Haaretz uncovers an important document:

Israel’s Civil Administration issues 101 different types of permits to govern the movement of Palestinians, whether within the West Bank, between the West Bank and Israel or beyond the borders of the state, according to an agency document of which Haaretz obtained a copy.

The most common permits are those allowing Palestinians to work in Israel, or in Jewish settlements in the West Bank. Over the decades, however, the permit regimen has grown into a vast, triple-digit bureaucracy.

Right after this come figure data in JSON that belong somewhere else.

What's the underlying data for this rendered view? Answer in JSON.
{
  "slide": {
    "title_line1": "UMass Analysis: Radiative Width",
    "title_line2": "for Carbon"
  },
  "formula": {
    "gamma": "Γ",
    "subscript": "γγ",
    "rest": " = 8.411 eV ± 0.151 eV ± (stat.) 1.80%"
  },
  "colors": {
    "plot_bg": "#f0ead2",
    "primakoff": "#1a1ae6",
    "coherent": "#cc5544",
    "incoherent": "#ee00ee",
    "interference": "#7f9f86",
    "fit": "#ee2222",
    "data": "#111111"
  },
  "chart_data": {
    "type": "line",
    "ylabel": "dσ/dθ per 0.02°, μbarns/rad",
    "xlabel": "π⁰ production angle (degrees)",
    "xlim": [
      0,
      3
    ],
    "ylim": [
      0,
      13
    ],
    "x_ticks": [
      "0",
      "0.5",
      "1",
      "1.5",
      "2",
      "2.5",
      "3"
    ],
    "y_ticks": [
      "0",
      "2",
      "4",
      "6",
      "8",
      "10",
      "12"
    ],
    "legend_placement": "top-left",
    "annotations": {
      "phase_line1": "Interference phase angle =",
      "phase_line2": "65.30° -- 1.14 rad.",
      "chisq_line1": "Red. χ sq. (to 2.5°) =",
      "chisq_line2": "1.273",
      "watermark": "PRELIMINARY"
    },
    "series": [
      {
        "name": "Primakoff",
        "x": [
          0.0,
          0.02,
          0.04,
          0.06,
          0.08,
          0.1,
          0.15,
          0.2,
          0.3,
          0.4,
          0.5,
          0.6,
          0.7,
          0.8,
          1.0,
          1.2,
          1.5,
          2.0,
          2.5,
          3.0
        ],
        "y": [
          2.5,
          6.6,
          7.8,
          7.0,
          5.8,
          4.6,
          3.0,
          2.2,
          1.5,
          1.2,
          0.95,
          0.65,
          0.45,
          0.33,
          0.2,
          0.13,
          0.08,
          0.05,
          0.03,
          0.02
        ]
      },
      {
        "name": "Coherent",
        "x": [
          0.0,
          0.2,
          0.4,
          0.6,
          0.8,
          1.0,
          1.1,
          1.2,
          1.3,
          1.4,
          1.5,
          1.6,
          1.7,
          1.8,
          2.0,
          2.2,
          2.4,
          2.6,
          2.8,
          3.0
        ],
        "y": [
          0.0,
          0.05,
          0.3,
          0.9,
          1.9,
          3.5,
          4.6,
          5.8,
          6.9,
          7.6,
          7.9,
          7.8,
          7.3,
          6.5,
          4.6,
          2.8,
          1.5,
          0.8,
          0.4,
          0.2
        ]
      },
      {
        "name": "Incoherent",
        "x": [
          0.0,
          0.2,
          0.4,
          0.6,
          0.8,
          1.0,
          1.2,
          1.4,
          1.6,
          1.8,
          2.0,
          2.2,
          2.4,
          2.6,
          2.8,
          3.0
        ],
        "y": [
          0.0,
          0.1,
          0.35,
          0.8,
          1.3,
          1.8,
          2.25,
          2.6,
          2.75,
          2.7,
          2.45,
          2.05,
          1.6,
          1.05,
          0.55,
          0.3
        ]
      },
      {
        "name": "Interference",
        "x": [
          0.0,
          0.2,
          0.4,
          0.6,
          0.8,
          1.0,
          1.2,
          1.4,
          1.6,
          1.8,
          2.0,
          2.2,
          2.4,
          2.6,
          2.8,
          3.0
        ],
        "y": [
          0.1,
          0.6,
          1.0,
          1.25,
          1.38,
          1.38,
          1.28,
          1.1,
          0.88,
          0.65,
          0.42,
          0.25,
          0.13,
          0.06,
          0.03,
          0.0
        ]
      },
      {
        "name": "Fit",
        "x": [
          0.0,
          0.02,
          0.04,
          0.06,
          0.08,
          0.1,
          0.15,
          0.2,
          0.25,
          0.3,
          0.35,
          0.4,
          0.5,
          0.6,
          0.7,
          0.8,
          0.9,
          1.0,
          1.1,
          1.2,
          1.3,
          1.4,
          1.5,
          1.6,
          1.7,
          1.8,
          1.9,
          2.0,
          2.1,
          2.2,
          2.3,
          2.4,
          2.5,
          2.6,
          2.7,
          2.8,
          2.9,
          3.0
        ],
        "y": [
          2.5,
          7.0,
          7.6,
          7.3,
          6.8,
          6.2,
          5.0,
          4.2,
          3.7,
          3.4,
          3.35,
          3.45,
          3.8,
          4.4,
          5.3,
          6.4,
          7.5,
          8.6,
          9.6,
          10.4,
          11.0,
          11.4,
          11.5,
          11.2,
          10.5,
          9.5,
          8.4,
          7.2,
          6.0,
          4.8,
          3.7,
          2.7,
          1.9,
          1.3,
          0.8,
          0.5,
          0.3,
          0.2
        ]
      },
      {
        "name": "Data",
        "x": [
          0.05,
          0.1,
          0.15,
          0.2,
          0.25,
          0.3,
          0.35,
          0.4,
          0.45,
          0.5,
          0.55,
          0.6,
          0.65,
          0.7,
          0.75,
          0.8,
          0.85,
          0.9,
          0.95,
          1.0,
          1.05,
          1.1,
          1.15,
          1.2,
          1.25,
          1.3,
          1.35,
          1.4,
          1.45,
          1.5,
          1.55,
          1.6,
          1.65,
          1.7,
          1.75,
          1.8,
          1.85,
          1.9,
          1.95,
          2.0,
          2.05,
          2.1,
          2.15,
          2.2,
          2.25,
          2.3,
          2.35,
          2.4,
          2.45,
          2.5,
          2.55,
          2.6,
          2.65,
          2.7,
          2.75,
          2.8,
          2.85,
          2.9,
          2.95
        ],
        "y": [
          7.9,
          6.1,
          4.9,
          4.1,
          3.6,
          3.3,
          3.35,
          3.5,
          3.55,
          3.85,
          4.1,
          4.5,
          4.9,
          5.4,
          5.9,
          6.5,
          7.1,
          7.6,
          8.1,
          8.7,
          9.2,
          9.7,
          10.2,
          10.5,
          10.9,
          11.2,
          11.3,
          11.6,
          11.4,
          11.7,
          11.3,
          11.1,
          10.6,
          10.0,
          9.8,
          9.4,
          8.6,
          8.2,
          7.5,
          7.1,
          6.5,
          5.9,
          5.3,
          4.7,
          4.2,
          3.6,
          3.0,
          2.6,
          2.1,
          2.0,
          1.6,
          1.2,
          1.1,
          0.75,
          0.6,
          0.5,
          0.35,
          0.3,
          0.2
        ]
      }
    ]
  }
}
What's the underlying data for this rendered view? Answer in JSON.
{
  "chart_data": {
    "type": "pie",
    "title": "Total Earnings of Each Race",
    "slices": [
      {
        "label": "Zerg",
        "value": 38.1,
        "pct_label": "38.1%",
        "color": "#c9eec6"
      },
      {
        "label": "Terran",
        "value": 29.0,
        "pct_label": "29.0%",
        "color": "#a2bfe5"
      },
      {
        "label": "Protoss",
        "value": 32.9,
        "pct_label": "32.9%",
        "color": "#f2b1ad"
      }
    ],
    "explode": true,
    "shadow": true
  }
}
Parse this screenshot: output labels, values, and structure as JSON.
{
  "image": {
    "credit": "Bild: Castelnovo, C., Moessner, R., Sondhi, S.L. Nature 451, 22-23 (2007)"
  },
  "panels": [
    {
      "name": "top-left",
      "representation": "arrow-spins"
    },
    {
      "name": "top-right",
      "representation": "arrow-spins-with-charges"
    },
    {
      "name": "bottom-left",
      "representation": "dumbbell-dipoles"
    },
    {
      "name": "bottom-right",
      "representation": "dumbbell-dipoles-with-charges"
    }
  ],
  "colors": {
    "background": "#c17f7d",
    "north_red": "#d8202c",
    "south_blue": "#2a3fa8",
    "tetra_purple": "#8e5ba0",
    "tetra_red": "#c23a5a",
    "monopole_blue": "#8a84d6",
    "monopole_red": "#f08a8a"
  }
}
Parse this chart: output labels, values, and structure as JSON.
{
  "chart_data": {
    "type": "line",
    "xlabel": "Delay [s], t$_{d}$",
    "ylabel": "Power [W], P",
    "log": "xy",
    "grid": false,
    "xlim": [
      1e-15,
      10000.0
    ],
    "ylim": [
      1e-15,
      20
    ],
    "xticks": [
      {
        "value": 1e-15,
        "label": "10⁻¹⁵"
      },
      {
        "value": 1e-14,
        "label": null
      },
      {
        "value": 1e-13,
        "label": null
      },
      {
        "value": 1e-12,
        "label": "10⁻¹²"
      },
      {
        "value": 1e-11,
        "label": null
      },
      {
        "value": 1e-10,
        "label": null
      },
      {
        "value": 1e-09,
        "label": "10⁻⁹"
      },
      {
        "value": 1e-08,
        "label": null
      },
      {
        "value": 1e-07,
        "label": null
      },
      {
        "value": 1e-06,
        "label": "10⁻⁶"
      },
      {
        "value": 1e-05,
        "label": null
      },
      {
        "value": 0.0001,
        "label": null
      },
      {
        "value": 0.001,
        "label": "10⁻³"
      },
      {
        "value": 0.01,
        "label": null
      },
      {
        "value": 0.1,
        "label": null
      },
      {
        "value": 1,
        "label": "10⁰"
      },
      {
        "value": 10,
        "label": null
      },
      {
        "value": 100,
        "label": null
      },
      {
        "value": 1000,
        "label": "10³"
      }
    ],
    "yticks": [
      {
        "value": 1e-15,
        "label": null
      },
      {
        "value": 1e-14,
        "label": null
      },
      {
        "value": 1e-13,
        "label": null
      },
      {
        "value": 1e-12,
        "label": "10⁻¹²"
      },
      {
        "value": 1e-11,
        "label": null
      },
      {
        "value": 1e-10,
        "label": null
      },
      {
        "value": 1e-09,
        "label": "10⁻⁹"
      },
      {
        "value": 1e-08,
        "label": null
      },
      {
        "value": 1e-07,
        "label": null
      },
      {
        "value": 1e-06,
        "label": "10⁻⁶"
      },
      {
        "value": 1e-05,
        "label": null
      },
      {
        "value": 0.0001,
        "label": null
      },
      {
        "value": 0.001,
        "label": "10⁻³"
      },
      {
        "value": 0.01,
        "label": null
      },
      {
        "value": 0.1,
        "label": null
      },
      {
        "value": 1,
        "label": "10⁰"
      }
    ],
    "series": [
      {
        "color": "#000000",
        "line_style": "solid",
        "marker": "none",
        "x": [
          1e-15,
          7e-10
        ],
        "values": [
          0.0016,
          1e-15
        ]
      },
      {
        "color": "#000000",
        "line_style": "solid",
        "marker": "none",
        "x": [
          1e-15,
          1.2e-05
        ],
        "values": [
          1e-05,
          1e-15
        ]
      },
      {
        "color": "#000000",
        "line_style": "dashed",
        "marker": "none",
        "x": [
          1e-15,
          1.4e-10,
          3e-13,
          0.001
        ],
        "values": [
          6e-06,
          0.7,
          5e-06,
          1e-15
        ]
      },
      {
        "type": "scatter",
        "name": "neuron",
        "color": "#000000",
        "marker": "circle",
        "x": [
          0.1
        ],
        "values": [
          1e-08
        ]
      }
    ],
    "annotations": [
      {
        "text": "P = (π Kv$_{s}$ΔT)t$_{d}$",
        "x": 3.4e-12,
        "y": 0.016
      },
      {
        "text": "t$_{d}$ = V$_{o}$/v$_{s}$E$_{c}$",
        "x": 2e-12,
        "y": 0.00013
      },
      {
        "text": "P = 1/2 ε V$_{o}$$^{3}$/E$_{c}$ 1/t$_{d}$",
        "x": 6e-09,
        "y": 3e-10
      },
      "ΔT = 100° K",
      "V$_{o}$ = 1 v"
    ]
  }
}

There are separate permits for worshipers who attend Friday prayers on the Temple Mount in Jerusalem and for clerics working at the site; for unspecified clergy and for church employees. Medical permits differentiate between physicians and ambulance drivers, and between “medical emergency staff” and “medical staff in the seam zone,” meaning the border between Israel and the West Bank. There is a permit for escorting a patient in an ambulance and one for simply escorting a patient.

There are separate permits for traveling to a wedding in the West Bank or traveling to a wedding in Israel, and also for going to Israel for a funeral, a work meeting, or a court hearing.

The separation fence gave rise to an entirely new category of permits, for farmers cut off from their fields. Thus, for instance, there is a permit for a “farmer in the seam zone,” not to be confused with the permit for a “permanent farmer in the seam zone.”

Human rights organizations have challenged the permit regime on various grounds.

According to a report by the UN Office for the Coordination of Humanitarian Affairs, international agencies operating in the West Bank waste an estimated 20 percent of their working days on permits from the Civil Administration – applying for them, renewing them and sorting out problems.

The checkpoint-monitoring organization Machsom Watch claims that the Shin Bet security service uses the permit regime to recruit informers. Palestinians whose permit requests are rejected “for security reasons” are often invited to meetings with Shin Bet agents, who then offer “assistance” in obtaining the desired permits in exchange for information.

Guy Inbar, spokesman for the Coordinator of Government Activities in the Territories, said in response that the Civil Administration is aware of the issues raised in the article and intends to evaluate them in the coming year as part of its streamlining program.